When Ameri visits Tehran, he meets Iranian Supreme Leader Ali Khamenei to express his 'full obedience' to Khamenei as his subservient.
Members of the Badr Organization are known to have been abducting and murdering Sunni youth in Iraq's Diyala Province.
Asaib al-Haq - another group on the UAE terror blacklist - is headed by Qais Al Khazali as is one of the most aggressive para-military groups in Iraq.
The group's representative in Iran said in an interview on Sunday that they has launched around 5,000 military operations against coalition forces in Iraq between 2004-2011.
He also claimed responsibility for the missile attack on the US embassy in Iraq in 2011 as American forces were living Iraq.
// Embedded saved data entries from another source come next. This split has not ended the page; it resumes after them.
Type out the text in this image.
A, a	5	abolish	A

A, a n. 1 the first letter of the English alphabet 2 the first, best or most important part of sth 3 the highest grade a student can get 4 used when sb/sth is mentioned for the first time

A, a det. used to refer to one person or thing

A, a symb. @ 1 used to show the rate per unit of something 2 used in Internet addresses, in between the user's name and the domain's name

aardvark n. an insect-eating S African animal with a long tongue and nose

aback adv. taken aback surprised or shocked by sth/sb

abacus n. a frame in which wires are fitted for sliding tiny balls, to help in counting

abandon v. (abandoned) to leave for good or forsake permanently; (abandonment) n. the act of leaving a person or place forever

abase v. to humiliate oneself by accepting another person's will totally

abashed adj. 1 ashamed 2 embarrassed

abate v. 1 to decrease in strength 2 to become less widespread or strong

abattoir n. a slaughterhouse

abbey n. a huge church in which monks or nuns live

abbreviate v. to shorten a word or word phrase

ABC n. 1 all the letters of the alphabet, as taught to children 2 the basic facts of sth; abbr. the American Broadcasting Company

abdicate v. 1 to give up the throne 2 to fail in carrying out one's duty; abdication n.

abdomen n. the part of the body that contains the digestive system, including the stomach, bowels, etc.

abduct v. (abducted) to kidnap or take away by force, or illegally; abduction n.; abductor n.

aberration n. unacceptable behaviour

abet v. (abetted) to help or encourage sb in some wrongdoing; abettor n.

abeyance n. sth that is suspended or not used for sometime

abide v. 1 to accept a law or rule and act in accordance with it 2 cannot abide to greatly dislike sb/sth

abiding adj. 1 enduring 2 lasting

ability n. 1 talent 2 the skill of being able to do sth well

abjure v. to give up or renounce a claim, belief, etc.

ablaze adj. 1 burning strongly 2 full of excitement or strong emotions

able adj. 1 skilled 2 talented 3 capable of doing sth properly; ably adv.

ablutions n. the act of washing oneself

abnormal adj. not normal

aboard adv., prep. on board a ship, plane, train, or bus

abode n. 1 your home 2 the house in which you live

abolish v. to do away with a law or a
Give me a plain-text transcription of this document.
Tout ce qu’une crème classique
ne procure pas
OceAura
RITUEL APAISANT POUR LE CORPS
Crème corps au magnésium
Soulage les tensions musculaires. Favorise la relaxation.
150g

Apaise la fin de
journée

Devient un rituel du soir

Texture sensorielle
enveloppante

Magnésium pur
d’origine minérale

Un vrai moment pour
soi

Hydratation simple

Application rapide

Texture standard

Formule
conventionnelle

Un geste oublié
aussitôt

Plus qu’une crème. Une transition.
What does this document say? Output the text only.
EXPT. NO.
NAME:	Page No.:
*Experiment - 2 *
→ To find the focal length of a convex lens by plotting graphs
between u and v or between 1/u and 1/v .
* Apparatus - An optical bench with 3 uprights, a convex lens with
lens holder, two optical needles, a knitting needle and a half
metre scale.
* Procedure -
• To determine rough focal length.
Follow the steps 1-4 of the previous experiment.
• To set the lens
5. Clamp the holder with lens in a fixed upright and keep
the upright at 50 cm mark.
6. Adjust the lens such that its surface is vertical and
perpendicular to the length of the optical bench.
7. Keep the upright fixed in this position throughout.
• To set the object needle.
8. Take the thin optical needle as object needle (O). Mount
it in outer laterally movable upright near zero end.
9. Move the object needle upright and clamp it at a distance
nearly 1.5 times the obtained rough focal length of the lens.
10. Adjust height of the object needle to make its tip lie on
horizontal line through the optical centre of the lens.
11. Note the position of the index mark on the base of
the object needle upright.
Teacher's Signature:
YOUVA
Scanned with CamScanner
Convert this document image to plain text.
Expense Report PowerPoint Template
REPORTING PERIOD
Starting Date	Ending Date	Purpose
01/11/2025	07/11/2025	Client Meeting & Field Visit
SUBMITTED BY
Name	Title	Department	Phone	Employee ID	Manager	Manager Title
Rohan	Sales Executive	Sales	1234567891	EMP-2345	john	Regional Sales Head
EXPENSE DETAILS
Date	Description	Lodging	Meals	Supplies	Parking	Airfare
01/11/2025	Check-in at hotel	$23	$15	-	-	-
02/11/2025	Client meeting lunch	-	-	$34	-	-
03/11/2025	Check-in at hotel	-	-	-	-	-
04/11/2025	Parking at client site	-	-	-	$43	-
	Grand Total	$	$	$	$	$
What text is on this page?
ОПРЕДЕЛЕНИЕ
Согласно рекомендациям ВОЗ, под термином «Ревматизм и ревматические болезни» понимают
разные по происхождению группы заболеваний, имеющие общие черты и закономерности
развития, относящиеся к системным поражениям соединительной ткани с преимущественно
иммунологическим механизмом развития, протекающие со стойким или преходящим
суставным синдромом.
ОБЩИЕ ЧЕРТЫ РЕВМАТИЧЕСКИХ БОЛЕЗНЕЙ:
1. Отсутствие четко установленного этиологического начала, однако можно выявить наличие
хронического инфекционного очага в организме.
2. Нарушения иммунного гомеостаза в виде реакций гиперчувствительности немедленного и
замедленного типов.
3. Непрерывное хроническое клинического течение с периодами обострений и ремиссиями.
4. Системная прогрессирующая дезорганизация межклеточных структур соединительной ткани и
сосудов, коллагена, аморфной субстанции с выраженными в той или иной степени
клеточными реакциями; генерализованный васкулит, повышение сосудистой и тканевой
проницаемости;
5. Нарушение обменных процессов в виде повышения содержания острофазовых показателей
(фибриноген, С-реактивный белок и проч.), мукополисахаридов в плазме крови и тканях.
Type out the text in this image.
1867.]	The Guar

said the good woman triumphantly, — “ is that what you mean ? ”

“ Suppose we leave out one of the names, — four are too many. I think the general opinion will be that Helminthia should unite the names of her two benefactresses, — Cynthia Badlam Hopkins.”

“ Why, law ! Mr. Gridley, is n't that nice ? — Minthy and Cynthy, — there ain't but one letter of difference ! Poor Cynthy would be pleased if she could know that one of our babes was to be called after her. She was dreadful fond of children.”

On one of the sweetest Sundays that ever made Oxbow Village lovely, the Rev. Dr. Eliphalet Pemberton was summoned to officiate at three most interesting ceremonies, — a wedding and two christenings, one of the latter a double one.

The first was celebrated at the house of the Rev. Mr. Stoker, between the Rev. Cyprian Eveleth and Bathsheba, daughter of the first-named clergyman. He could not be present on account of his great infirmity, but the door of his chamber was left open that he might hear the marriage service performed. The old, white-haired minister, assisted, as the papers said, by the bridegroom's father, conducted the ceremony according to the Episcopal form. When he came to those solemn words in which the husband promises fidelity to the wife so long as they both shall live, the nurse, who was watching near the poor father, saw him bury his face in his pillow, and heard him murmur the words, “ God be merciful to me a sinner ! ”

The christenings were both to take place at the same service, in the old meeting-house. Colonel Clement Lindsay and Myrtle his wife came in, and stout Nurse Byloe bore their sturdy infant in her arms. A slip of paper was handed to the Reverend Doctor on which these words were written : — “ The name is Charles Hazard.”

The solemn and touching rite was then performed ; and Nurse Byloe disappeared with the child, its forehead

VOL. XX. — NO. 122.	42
He described the group as the same as Badr Organization and Kataeb Hezbollah, and added: "The different names should not cause any mislead the enemy into believing there are any divisions between them."
Amnesty International said in a report on October 14: "Shi’a militias, supported and armed by the government of Iraq, have abducted and killed scores of Sunni civilians in recent months and enjoy total impunity for these war crimes."
The report entitled 'Absolute Impunity: Militia Rule in Iraq' provides harrowing details of sectarian attacks carried out by increasingly powerful Shi’a militias.
Donatella Rovera, Amnesty International’s Senior Crisis Response Adviser, added: "By granting its blessing to militias who routinely commit such abhorrent abuses, the Iraqi government is sanctioning war crimes and fuelling a dangerous cycle of sectarian violence that is tearing the country apart. Iraqi government support for militia rule must end now.
"The fate of many of those abducted by Shi'a militias weeks and months ago remains unknown. Some captives were killed even after their families had paid ransoms of $80,000 and more to secure their release."